Sunday, October 13, 2013

The 30-Year BI Evolutionary Journey

The machine and human race is on: BI evolution reflects mankind progression.

Data is abundance, here is some statistics: Every day, 2.5 quintillion bytes of data are created, with 90 percent of the world's data created in the past two years alone; Data production will be 44 times greater in 2020 than in 2009. The volume of business data worldwide is expected to double every 1.2 years. Big data promises to be transformational. Business Intelligence and Data Analytics becomes top priority in every forward-look business’s agenda.etc. However, this also created a lot of confusion about as now the term "Analytics", some folks use terms like: Analytics, Business Analytics, Predictive Analytics, Business Intelligence Data Mining, Pattern Based Analytics interchangeably. Shall we spend sometime to keep track of the 30-year of BI evolution and clarify relevant analytics concept as well?

1.    Analytics vs. Business Intelligence 

Analytics and Intelligence always boils down to only one thing – Data. Business Analytics and Business Intelligence is all about collecting and making your raw data speak sense to understand what happened & how it happened and predict future activity and planning.

Business Analytics is an overarching concept: It’s intended to indicate that business analytics is an umbrella term, including data warehousing, business intelligence, enterprise information management, enterprise performance management, analytic applications, and governance, risk, and compliance. The effective analytics intend to answers the questions: a) What happened? b) When? c) Who? d) How many? e) Why did it happen? f) Will it happen again? g) What will happen if we change x? h) What else does the data tell us that never thought to ask? ..etc. .

Classic Business Intelligence functions are: reporting what happened, drill-down to how it happened, and find out the cause of why it happened and set alerts to act as soon key metrics move in the wrong direction. the format may include a) Reporting (KPIs, metrics); b) Automated Monitoring/Alerting (thresholds) c) Dashboards; d) Scorecards e) OLAP (Cubes, Slice & Dice, Drilling) Ad hoc query f) Statistical/Quantitative Analysis; g) Data Mining; h) Predictive Modeling i) Multivariate Testing

Predictive Analytics could be defined as Advanced Computational Statistics. It’s a complex discipline that uses large cleansed historical data sets to find patterns in order to forecast what has a high probability to happen in the future. It’s here where expert data scientists, are necessary to not only to apply the right algorithms but also to interpret the results. Applications include, customer acquisition and retention, risk management, fraud detection, sentiment analysis and demand driven forecasting among others.

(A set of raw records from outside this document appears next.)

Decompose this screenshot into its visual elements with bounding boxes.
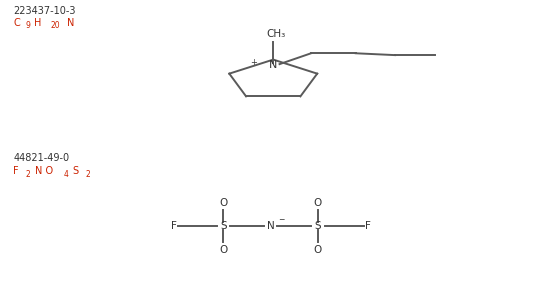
Text: 44821-49-0: 44821-49-0 — [13, 153, 69, 163]
Text: N: N — [269, 60, 278, 70]
Text: O: O — [219, 245, 227, 255]
Text: F: F — [13, 166, 19, 177]
Text: O: O — [314, 245, 322, 255]
Text: N: N — [68, 18, 75, 28]
Text: F: F — [365, 221, 371, 231]
Text: 2: 2 — [25, 170, 30, 179]
Text: 20: 20 — [50, 21, 59, 30]
Text: N O: N O — [35, 166, 54, 177]
Text: −: − — [278, 215, 285, 224]
Text: 223437-10-3: 223437-10-3 — [13, 6, 76, 16]
Text: C: C — [13, 18, 20, 28]
Text: 9: 9 — [25, 21, 30, 30]
Text: O: O — [219, 197, 227, 208]
Text: 4: 4 — [63, 170, 68, 179]
Text: H: H — [34, 18, 42, 28]
Text: O: O — [314, 197, 322, 208]
Text: +: + — [250, 58, 257, 67]
Text: S: S — [220, 221, 227, 231]
Text: N: N — [267, 221, 274, 231]
Text: F: F — [170, 221, 176, 231]
Text: S: S — [315, 221, 321, 231]
Text: CH₃: CH₃ — [266, 29, 286, 39]
Text: 2: 2 — [85, 170, 90, 179]
Text: S: S — [72, 166, 78, 177]
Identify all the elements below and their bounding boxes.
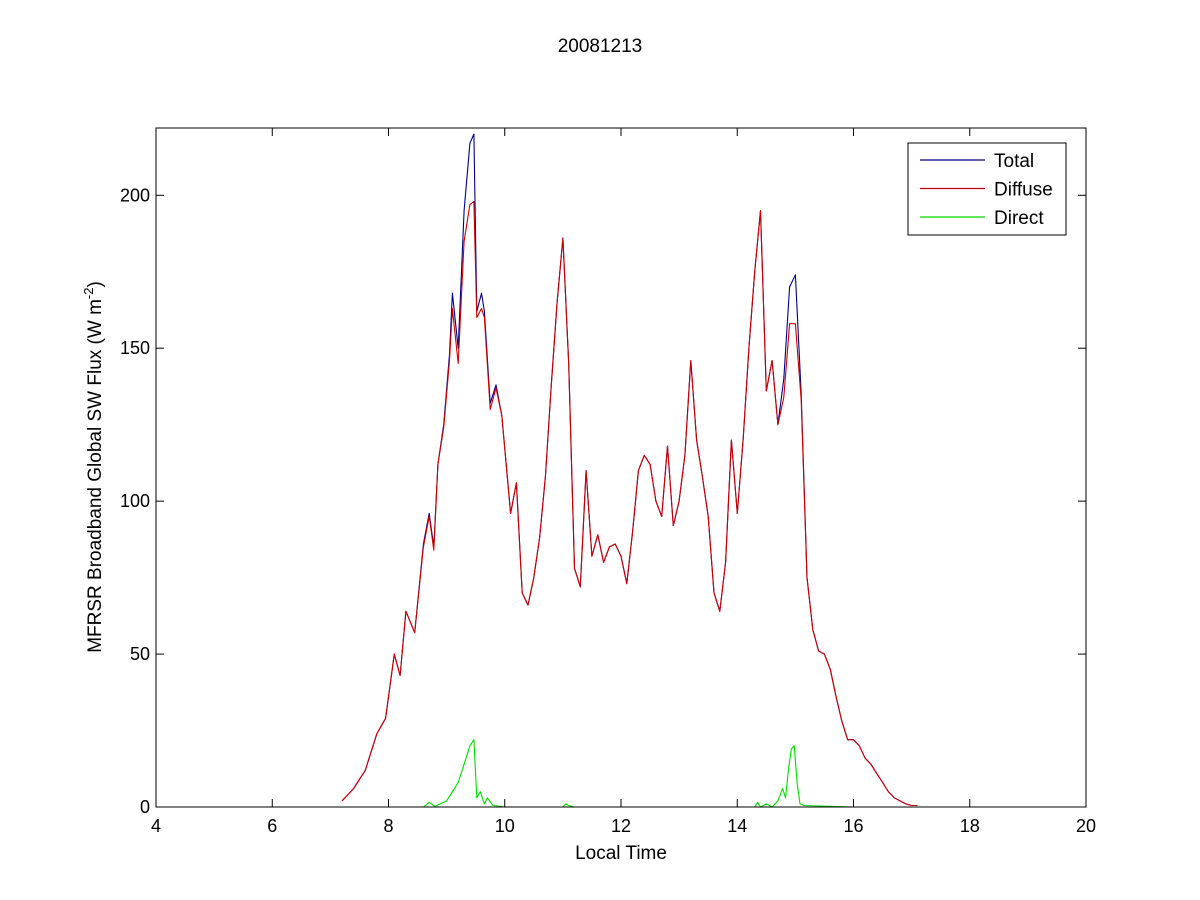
x-tick-label: 20 (1076, 816, 1096, 836)
x-tick-label: 18 (960, 816, 980, 836)
x-tick-label: 10 (495, 816, 515, 836)
series-line-diffuse (341, 200, 918, 807)
legend-label-total: Total (994, 151, 1034, 172)
y-tick-label: 200 (120, 185, 150, 205)
x-tick-label: 12 (611, 816, 631, 836)
y-tick-label: 100 (120, 491, 150, 511)
y-tick-label: 150 (120, 338, 150, 358)
x-tick-label: 4 (151, 816, 161, 836)
legend-items: Total Diffuse Direct (920, 151, 1053, 229)
x-axis-label: Local Time (575, 843, 667, 864)
y-axis-label-main: MFRSR Broadband Global SW Flux (W m (85, 299, 106, 653)
y-axis-label-close: ) (85, 281, 106, 287)
chart-title: 20081213 (558, 36, 643, 57)
legend-label-direct: Direct (994, 208, 1044, 229)
x-tick-label: 6 (267, 816, 277, 836)
x-tick-label: 16 (843, 816, 863, 836)
y-tick-label: 0 (140, 797, 150, 817)
x-tick-label: 14 (727, 816, 747, 836)
x-tick-labels: 4 6 8 10 12 14 16 18 20 (151, 816, 1096, 836)
legend: Total Diffuse Direct (907, 142, 1067, 236)
y-axis-label: MFRSR Broadband Global SW Flux (W m-2) (81, 281, 106, 653)
plot-area (156, 128, 1086, 807)
y-tick-labels: 0 50 100 150 200 (120, 185, 150, 817)
plot-frame (155, 127, 1087, 808)
y-tick-label: 50 (130, 644, 150, 664)
y-axis-label-superscript: -2 (81, 288, 96, 300)
x-tick-label: 8 (383, 816, 393, 836)
legend-label-diffuse: Diffuse (994, 180, 1053, 201)
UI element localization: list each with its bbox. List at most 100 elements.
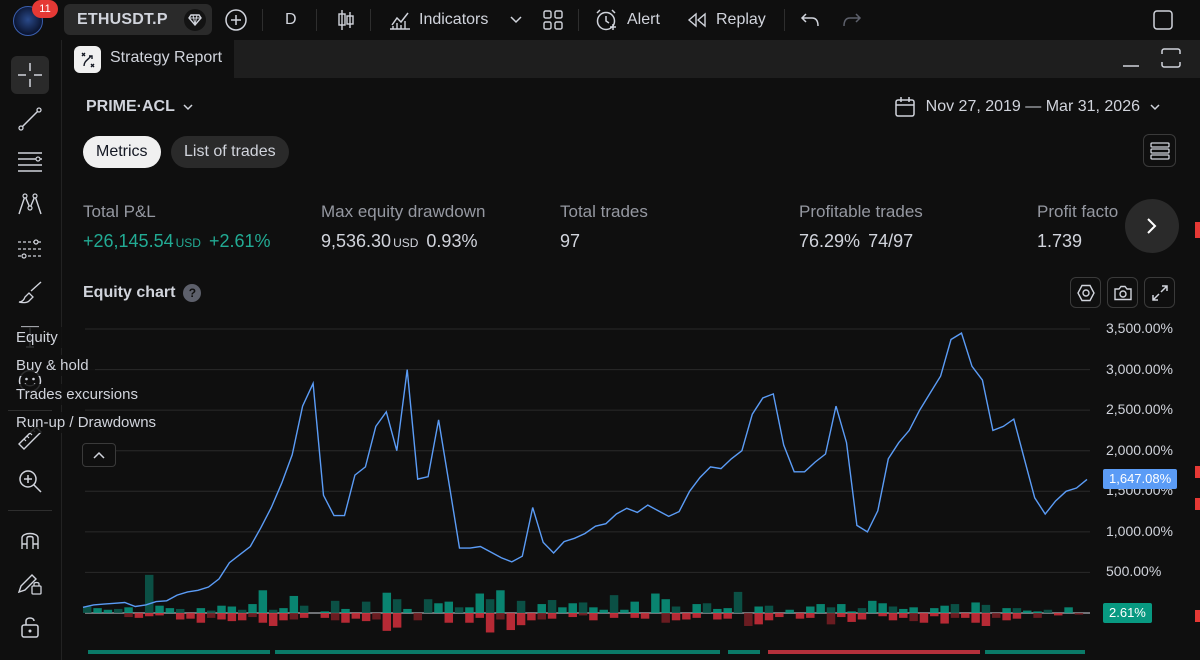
pattern-tool[interactable]	[11, 186, 49, 224]
runup-bar	[320, 611, 330, 613]
replay-button[interactable]: Replay	[686, 0, 766, 40]
indicators-dropdown[interactable]	[510, 0, 522, 40]
runup-bar	[299, 605, 309, 613]
toolbar-divider	[8, 510, 52, 511]
layouts-button[interactable]	[542, 0, 564, 40]
alert-label: Alert	[627, 11, 660, 28]
replay-label: Replay	[716, 11, 766, 28]
legend-trades-excursions[interactable]: Trades excursions	[10, 384, 144, 405]
drawdown-bar	[950, 613, 960, 618]
drawdown-bar	[919, 613, 929, 623]
help-icon[interactable]: ?	[183, 284, 202, 302]
add-symbol-button[interactable]	[224, 0, 248, 40]
maximize-panel-button[interactable]	[1160, 47, 1182, 74]
equity-chart-title: Equity chart ?	[83, 284, 202, 302]
runup-bar	[93, 608, 102, 613]
drawdown-bar	[568, 613, 577, 618]
trend-line-tool[interactable]	[11, 100, 49, 138]
drawdown-bar	[186, 613, 195, 619]
runup-bar	[599, 609, 608, 613]
alert-button[interactable]: Alert	[594, 0, 660, 40]
runup-bar	[516, 600, 526, 613]
runup-bar	[909, 607, 918, 613]
toolbar-divider	[578, 9, 579, 31]
fullscreen-toggle[interactable]	[1152, 0, 1174, 40]
legend-equity[interactable]: Equity	[10, 327, 64, 348]
drawdown-bar	[413, 613, 423, 621]
zoom-tool[interactable]	[11, 462, 49, 500]
symbol-label: ETHUSDT.P	[77, 10, 168, 28]
indicators-button[interactable]: Indicators	[388, 0, 488, 40]
drawdown-bar	[682, 613, 691, 620]
y-tick-label: 1,000.00%	[1106, 522, 1173, 539]
metric-value: +26,145.54 USD +2.61%	[83, 231, 271, 252]
square-icon	[1153, 10, 1173, 30]
forecast-tool[interactable]	[11, 230, 49, 268]
runup-bar	[837, 604, 846, 613]
runup-bar	[589, 607, 598, 613]
magnet-tool[interactable]	[11, 520, 49, 558]
drawdown-bar	[496, 613, 505, 620]
runup-bar	[83, 606, 92, 613]
minimize-panel-button[interactable]	[1121, 50, 1141, 75]
fib-tool[interactable]	[11, 142, 49, 180]
snapshot-button[interactable]	[1107, 277, 1138, 308]
y-tick-label: 3,000.00%	[1106, 360, 1173, 377]
runup-bar	[651, 593, 660, 613]
runup-bar	[423, 599, 433, 613]
drawdown-bar	[899, 613, 908, 618]
chevron-down-icon	[183, 103, 193, 110]
drawdown-bar	[289, 613, 299, 620]
metric-label: Profitable trades	[799, 202, 923, 221]
metric-value: 97	[560, 231, 648, 252]
expand-chart-button[interactable]	[1144, 277, 1175, 308]
minimize-icon	[1123, 65, 1139, 67]
metric-total-trades: Total trades 97	[560, 202, 648, 252]
eye-tool[interactable]	[11, 650, 49, 660]
diamond-icon[interactable]	[184, 9, 206, 31]
drawdown-bar	[578, 613, 588, 616]
strategy-report-tab[interactable]: Strategy Report	[66, 40, 234, 78]
runup-bar	[878, 603, 887, 613]
runup-bar	[1012, 608, 1022, 613]
crosshair-tool[interactable]	[11, 56, 49, 94]
chart-type-button[interactable]	[336, 0, 356, 40]
drawdown-bar	[992, 613, 1001, 618]
runup-bar	[1064, 607, 1073, 613]
next-metrics-button[interactable]	[1125, 199, 1179, 253]
runup-bar	[899, 608, 908, 613]
brush-tool[interactable]	[11, 274, 49, 312]
chevron-down-icon	[1150, 103, 1160, 110]
drawdown-bar	[1074, 613, 1084, 615]
redo-button[interactable]	[842, 0, 862, 40]
drawdown-bar	[351, 613, 361, 619]
drawdown-bar	[1002, 613, 1011, 621]
runup-bar	[258, 590, 268, 613]
symbol-search-button[interactable]: ETHUSDT.P	[64, 4, 212, 35]
tab-list-of-trades[interactable]: List of trades	[171, 136, 289, 168]
undo-icon	[800, 13, 819, 27]
lock-drawings-tool[interactable]	[11, 564, 49, 602]
runup-bar	[930, 608, 939, 613]
drawdown-bar	[1012, 613, 1022, 619]
interval-button[interactable]: D	[285, 11, 297, 28]
strategy-selector[interactable]: PRIME·ACL	[86, 98, 193, 116]
brush-icon	[18, 281, 42, 304]
runup-bar	[971, 602, 980, 613]
legend-runup-drawdowns[interactable]: Run-up / Drawdowns	[10, 412, 163, 433]
legend-buy-hold[interactable]: Buy & hold	[10, 355, 95, 376]
drawdown-bar	[826, 613, 836, 625]
strategy-report-panel: Strategy Report PRIME·ACL Nov 27, 2019 —…	[66, 40, 1200, 660]
horizontal-lines-icon	[18, 152, 42, 172]
chart-settings-button[interactable]	[1070, 277, 1101, 308]
undo-button[interactable]	[800, 0, 820, 40]
equity-chart[interactable]	[80, 320, 1100, 660]
lock-tool[interactable]	[11, 608, 49, 646]
collapse-legend-button[interactable]	[82, 443, 116, 467]
runup-bar	[558, 607, 567, 613]
metric-max-drawdown: Max equity drawdown 9,536.30 USD 0.93%	[321, 202, 485, 252]
drawdown-bar	[155, 613, 164, 616]
tab-metrics[interactable]: Metrics	[83, 136, 161, 168]
date-range-selector[interactable]: Nov 27, 2019 — Mar 31, 2026	[894, 96, 1160, 118]
report-layout-button[interactable]	[1143, 134, 1176, 167]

Business analytics is the first part of a decision making system. BA includes collecting data and analyzing it to create information which if relevant and useful would be business intelligence. BI is an input into the decision making process which is final part of a decision making system. Relevant BA leading to useful BI should result in better decisions being output from the decision-making process. To make things simpler, analytics mainly relates to understanding what has happened by drilling down to the root cause, or what will happen and how to make certain decision.  Intelligence caters to predictions based on the analysis done on the historical data gathered over the said time period. 

2. All Flavors of Data Analytics 

As computing resources have evolved, with advancing capabilities to better handle data size and complexity, companies stand to reap many more benefits from analytics. The evolutionary journey of data analytics reflects the trend moving from analyzing historical perspective into capturing business foresight, from operational perception to customer insight. etc. More specifically:

  • Descriptive Analytics to capture hindsight: It intends to analyze what happened based on the historical data sets, to capture what happened and why, who are the most valuable customers; 
  • Diagnostic Analytics to gain insight: It further analyzes the root cause upon why it happened; 
  • Predictive Analytics to win foresight: What will happen? Which customers are most likely to respond to my next offer? What do customers want for the next cycle of products/services? 
  • Prescriptive Analytics to lead decision making: What should I do? Which offer should I make to customers? Prescriptive Analytics Defined a set of analytical capabilities that:
- Define a preferred course of action
- By calculating expected outcomes of alternative decision options

  • The consulting firms also summarize evolution of BI into statistic intelligence, reactive intelligence, interactive intelligence and adaptive intelligence. Whereas business intelligence has long been associated ad hoc query, analysis and reporting—activities that explore and, perhaps, extrapolate based on historical data—advanced analytics apply statistical and predictive algorithms to come up with calculated, predictive measures, scores or models. Advanced analytics are far more sophisticated, supporting techniques such as statistical analysis, forecasting, correlation and prediction
The competition between machine intelligence and human wisdom is still on, from information scarcity into data abundance, from industrialization to digitalization, from evolution to revolution, the world can be pull up and pushed through to the new era of high intelligence.